Hi chat, the four descriptions above are all generated from a same image using an image-to-text AI recognition method. In other words, they each represent different aspects of the image, just with different degrees of emphasis. I hope you can merge these four descriptions, remove some unimportant parts and choose the most relevant style to create a description that is closest to the original image. I don't want you to just pile these descriptions on top of each other; I hope you can create a meaningful combination so that I can use this recombined description to create a new image that is closest to the original image. Please create a combined description for me in a similar format:

依照這個 Prompt ， ChatGPT 會嘗試組合他接收到的四個描述，轉化為一個新的版本。以上面同樣的 Wish You Were Here 封面為例，他給出的結果是：

Pink Floyd album cover featuring two men shaking hands on a street, in the style of light orange, bronze, and a hint of indigo, utilizing a photographic source and cinestill 50d. The image captures emotional gestures and a streetscape setting, with brass and chrome-plated elements, creating a dreamlike yet street-inspired atmosphere. The cover art combines influences from group f/64, Danny Lyon, and Frank Miller, showcasing a wry and emotive touch, with subtle McDonaldpunk and chromepunk undertones.

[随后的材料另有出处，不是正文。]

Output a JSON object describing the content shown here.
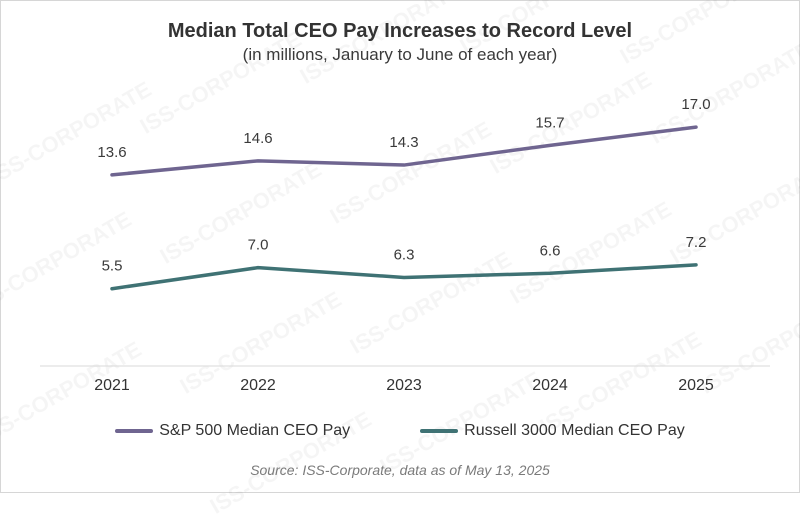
{
  "chart_data": {
    "type": "line",
    "title": "Median Total CEO Pay Increases to Record Level",
    "subtitle": "(in millions, January to June of each year)",
    "categories": [
      "2021",
      "2022",
      "2023",
      "2024",
      "2025"
    ],
    "series": [
      {
        "name": "S&P 500 Median CEO Pay",
        "values": [
          13.6,
          14.6,
          14.3,
          15.7,
          17.0
        ],
        "labels": [
          "13.6",
          "14.6",
          "14.3",
          "15.7",
          "17.0"
        ],
        "color": "#6f6590"
      },
      {
        "name": "Russell 3000 Median CEO Pay",
        "values": [
          5.5,
          7.0,
          6.3,
          6.6,
          7.2
        ],
        "labels": [
          "5.5",
          "7.0",
          "6.3",
          "6.6",
          "7.2"
        ],
        "color": "#3f7274"
      }
    ],
    "ylim": [
      0,
      19
    ],
    "grid": false,
    "legend_position": "bottom",
    "source": "Source: ISS-Corporate, data as of May 13, 2025",
    "watermark": "ISS-CORPORATE"
  }
}
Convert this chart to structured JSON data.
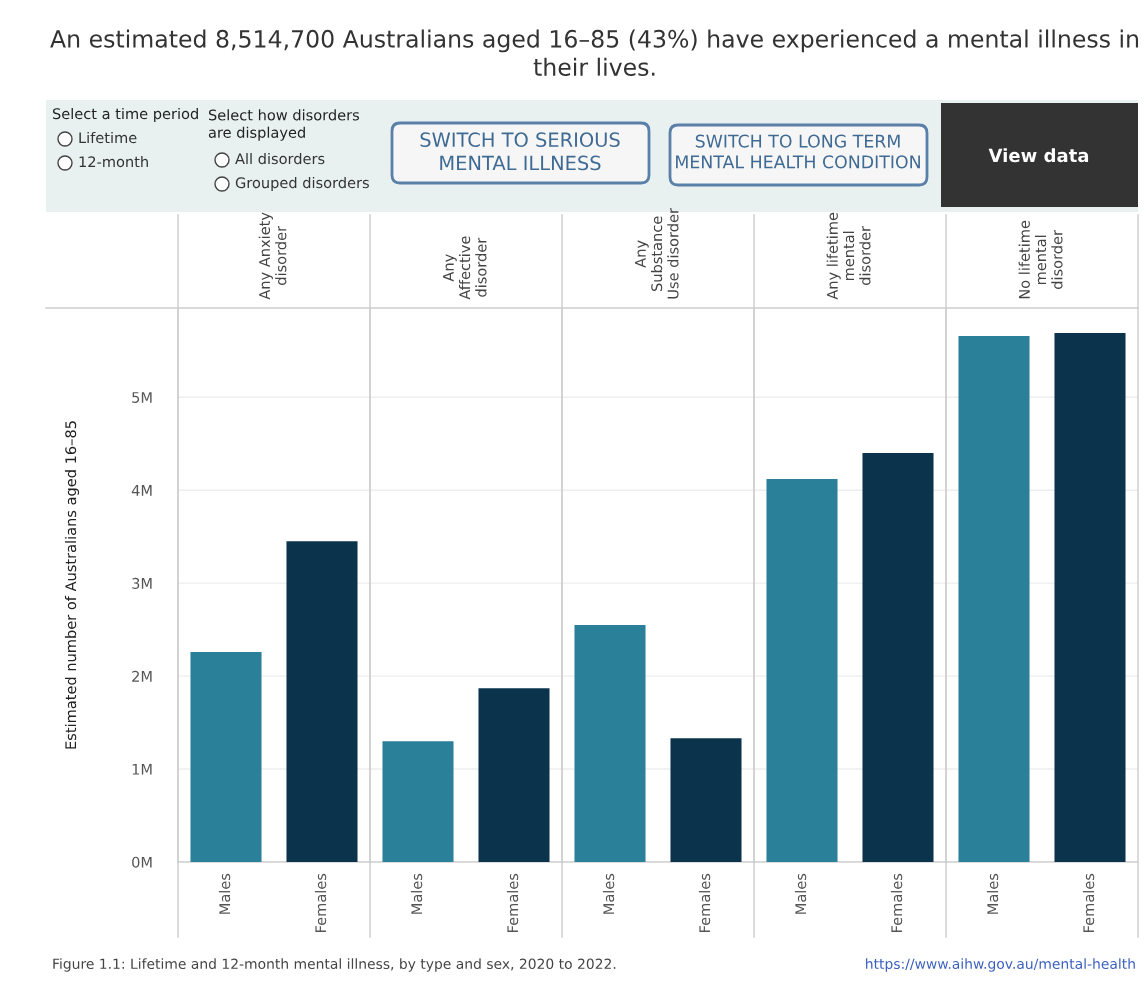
{
  "chart_data": [
    {
      "type": "other",
      "title": "An estimated 8,514,700 Australians aged 16–85 (43%) have experienced a mental illness in\ntheir lives.",
      "annotations": [
        "Select a time period",
        "Lifetime",
        "12-month",
        "Select how disorders\nare displayed",
        "All disorders",
        "Grouped disorders",
        "SWITCH TO SERIOUS\nMENTAL ILLNESS",
        "SWITCH TO LONG TERM\nMENTAL HEALTH CONDITION",
        "View data"
      ]
    },
    {
      "type": "bar",
      "title": "Any Anxiety\ndisorder",
      "ylabel": "Estimated number of Australians aged 16–85",
      "categories": [
        "Males",
        "Females"
      ],
      "values": [
        2.26,
        3.45
      ],
      "colors": [
        "#2a7f99",
        "#0b344c"
      ],
      "ylim": [
        0,
        5.96
      ],
      "yticks": [
        {
          "value": 0,
          "label": "0M"
        },
        {
          "value": 1,
          "label": "1M"
        },
        {
          "value": 2,
          "label": "2M"
        },
        {
          "value": 3,
          "label": "3M"
        },
        {
          "value": 4,
          "label": "4M"
        },
        {
          "value": 5,
          "label": "5M"
        }
      ],
      "grid": "y",
      "annotations": [
        "Figure 1.1: Lifetime and 12-month mental illness, by type and sex, 2020 to 2022.",
        "https://www.aihw.gov.au/mental-health"
      ]
    },
    {
      "type": "bar",
      "title": "Any\nAffective\ndisorder",
      "categories": [
        "Males",
        "Females"
      ],
      "values": [
        1.3,
        1.87
      ],
      "colors": [
        "#2a7f99",
        "#0b344c"
      ],
      "ylim": [
        0,
        5.96
      ],
      "yticks": [
        0,
        1,
        2,
        3,
        4,
        5
      ],
      "grid": "y",
      "tick_labels": "x"
    },
    {
      "type": "bar",
      "title": "Any\nSubstance\nUse disorder",
      "categories": [
        "Males",
        "Females"
      ],
      "values": [
        2.55,
        1.33
      ],
      "colors": [
        "#2a7f99",
        "#0b344c"
      ],
      "ylim": [
        0,
        5.96
      ],
      "yticks": [
        0,
        1,
        2,
        3,
        4,
        5
      ],
      "grid": "y",
      "tick_labels": "x"
    },
    {
      "type": "bar",
      "title": "Any lifetime\nmental\ndisorder",
      "categories": [
        "Males",
        "Females"
      ],
      "values": [
        4.12,
        4.4
      ],
      "colors": [
        "#2a7f99",
        "#0b344c"
      ],
      "ylim": [
        0,
        5.96
      ],
      "yticks": [
        0,
        1,
        2,
        3,
        4,
        5
      ],
      "grid": "y",
      "tick_labels": "x"
    },
    {
      "type": "bar",
      "title": "No lifetime\nmental\ndisorder",
      "categories": [
        "Males",
        "Females"
      ],
      "values": [
        5.66,
        5.69
      ],
      "colors": [
        "#2a7f99",
        "#0b344c"
      ],
      "ylim": [
        0,
        5.96
      ],
      "yticks": [
        0,
        1,
        2,
        3,
        4,
        5
      ],
      "grid": "y",
      "tick_labels": "x"
    }
  ]
}
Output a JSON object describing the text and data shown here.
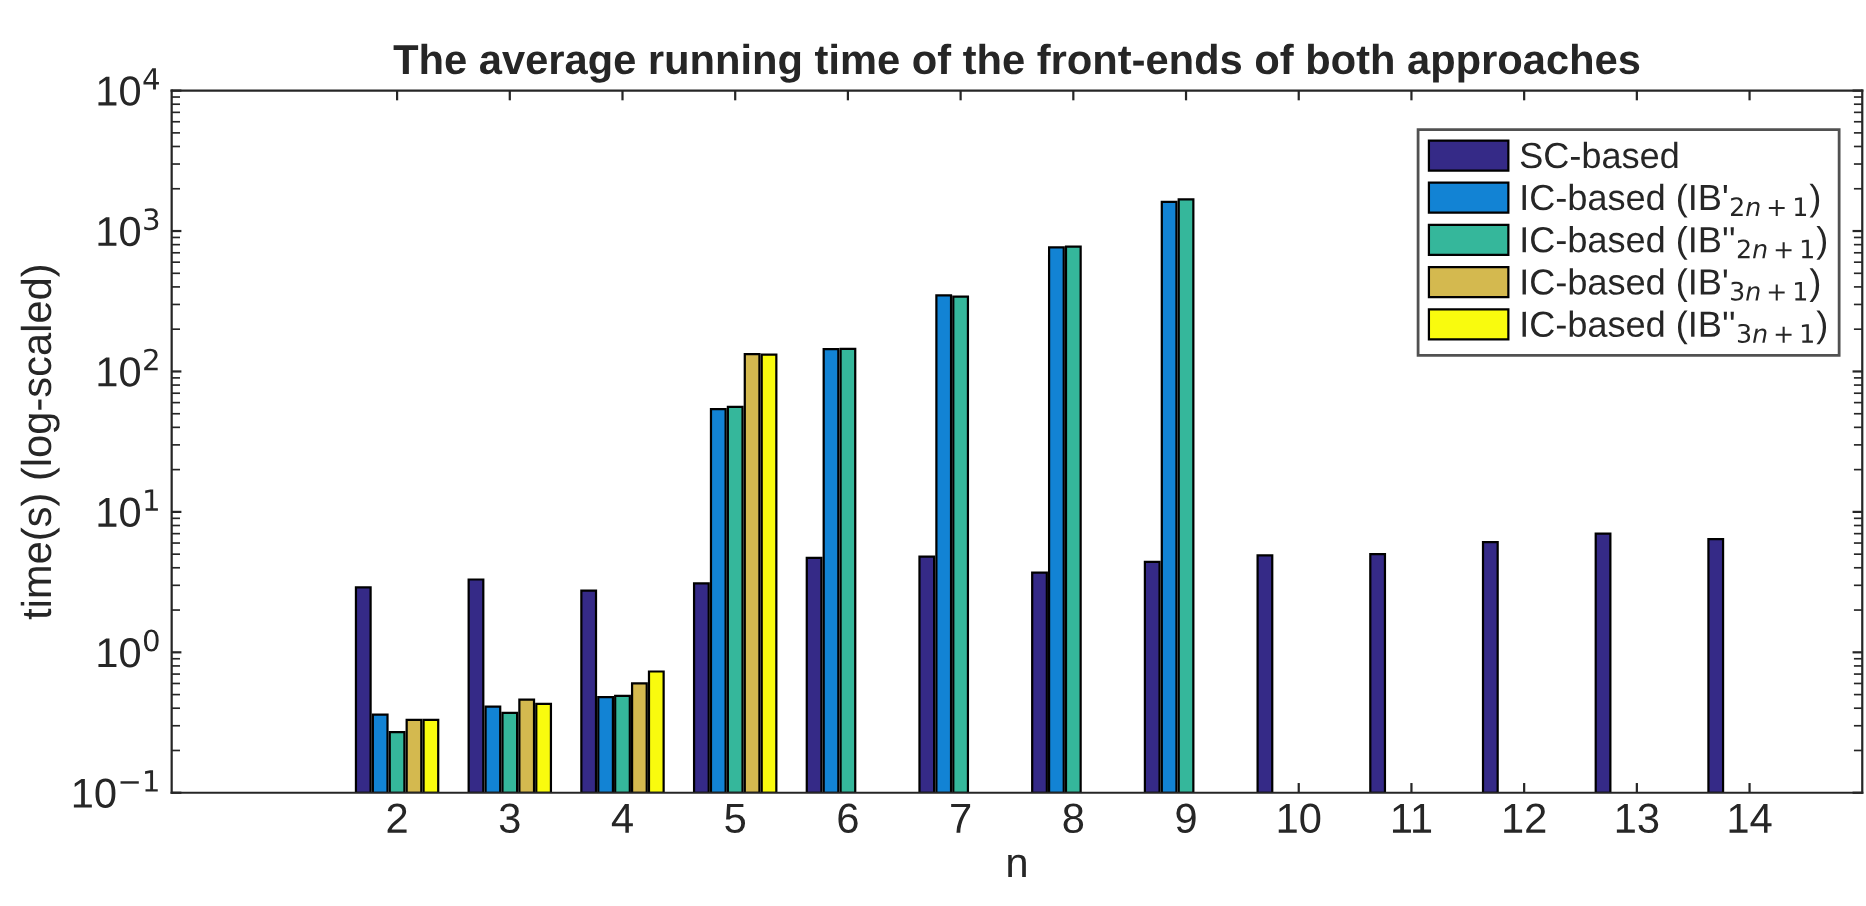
{
  "chart_data": {
    "type": "bar",
    "title": "The average running time of the front-ends of both approaches",
    "xlabel": "n",
    "ylabel": "time(s) (log-scaled)",
    "x": [
      2,
      3,
      4,
      5,
      6,
      7,
      8,
      9,
      10,
      11,
      12,
      13,
      14
    ],
    "series": [
      {
        "name": "SC-based",
        "color": "#352a87",
        "values": [
          2.9,
          3.3,
          2.75,
          3.1,
          4.7,
          4.8,
          3.7,
          4.4,
          4.9,
          5.0,
          6.1,
          7.0,
          6.4
        ]
      },
      {
        "name": "IC-based (IB'$_{2n+1}$)",
        "color": "#1283d4",
        "values": [
          0.36,
          0.41,
          0.48,
          54,
          144,
          348,
          766,
          1610,
          null,
          null,
          null,
          null,
          null
        ]
      },
      {
        "name": "IC-based (IB''$_{2n+1}$)",
        "color": "#35b79b",
        "values": [
          0.27,
          0.37,
          0.49,
          56,
          145,
          341,
          774,
          1683,
          null,
          null,
          null,
          null,
          null
        ]
      },
      {
        "name": "IC-based (IB'$_{3n+1}$)",
        "color": "#d4b94f",
        "values": [
          0.33,
          0.46,
          0.6,
          133,
          null,
          null,
          null,
          null,
          null,
          null,
          null,
          null,
          null
        ]
      },
      {
        "name": "IC-based (IB''$_{3n+1}$)",
        "color": "#f9fb0e",
        "values": [
          0.33,
          0.43,
          0.73,
          132,
          null,
          null,
          null,
          null,
          null,
          null,
          null,
          null,
          null
        ]
      }
    ],
    "log": "y",
    "xlim": [
      0,
      15
    ],
    "xticks": [
      2,
      3,
      4,
      5,
      6,
      7,
      8,
      9,
      10,
      11,
      12,
      13,
      14
    ],
    "ylim": [
      0.1,
      10000
    ],
    "yticks": [
      {
        "value": 0.1,
        "label": "10$^{−1}$"
      },
      {
        "value": 1,
        "label": "10$^{0}$"
      },
      {
        "value": 10,
        "label": "10$^{1}$"
      },
      {
        "value": 100,
        "label": "10$^{2}$"
      },
      {
        "value": 1000,
        "label": "10$^{3}$"
      },
      {
        "value": 10000,
        "label": "10$^{4}$"
      }
    ],
    "legend": "top right",
    "grid": false
  }
}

稍微比較一下，確實沒有完全照著疊加描述，好像還不錯！

再讓 Midjourney 產圖

接著，我再拿這段 prompt 直接丟給 Midjourney 產圖，我覺得表現好像更好了。

其中我最喜歡的是第二張，因此我請它 upscale 放大，成品如下圖：

我也透過這個方式再測試了兩張 Pink Floyd 的專輯封面，發現透過 ChatGPT 融合過後的版本都更接近原版一些，這邊就直接貼我最喜歡的原版＆成品對照，左邊都是原圖，右邊是 Midjourney 產出的圖。

Animals

The Division Bell

小結：

我自己對這次嘗試的成果還蠻滿意的，雖然有可能是因為 Midjourney 本來就相對熟悉 Pink Floyd 的封面美術風格，但我也有嘗試直接丟專輯關鍵字下去跑，效果也沒有 ChatGPT 加持的版本好。

ChatGPT 很適合拿來處理這種整合、重組文字的工作，我相信若再測試更多輪，人工微調 prompt ，它整合的效果會更好。

後續我應該會再繼續嘗試更多不同的圖片類型以及 prompt ，有新的心得再來分享！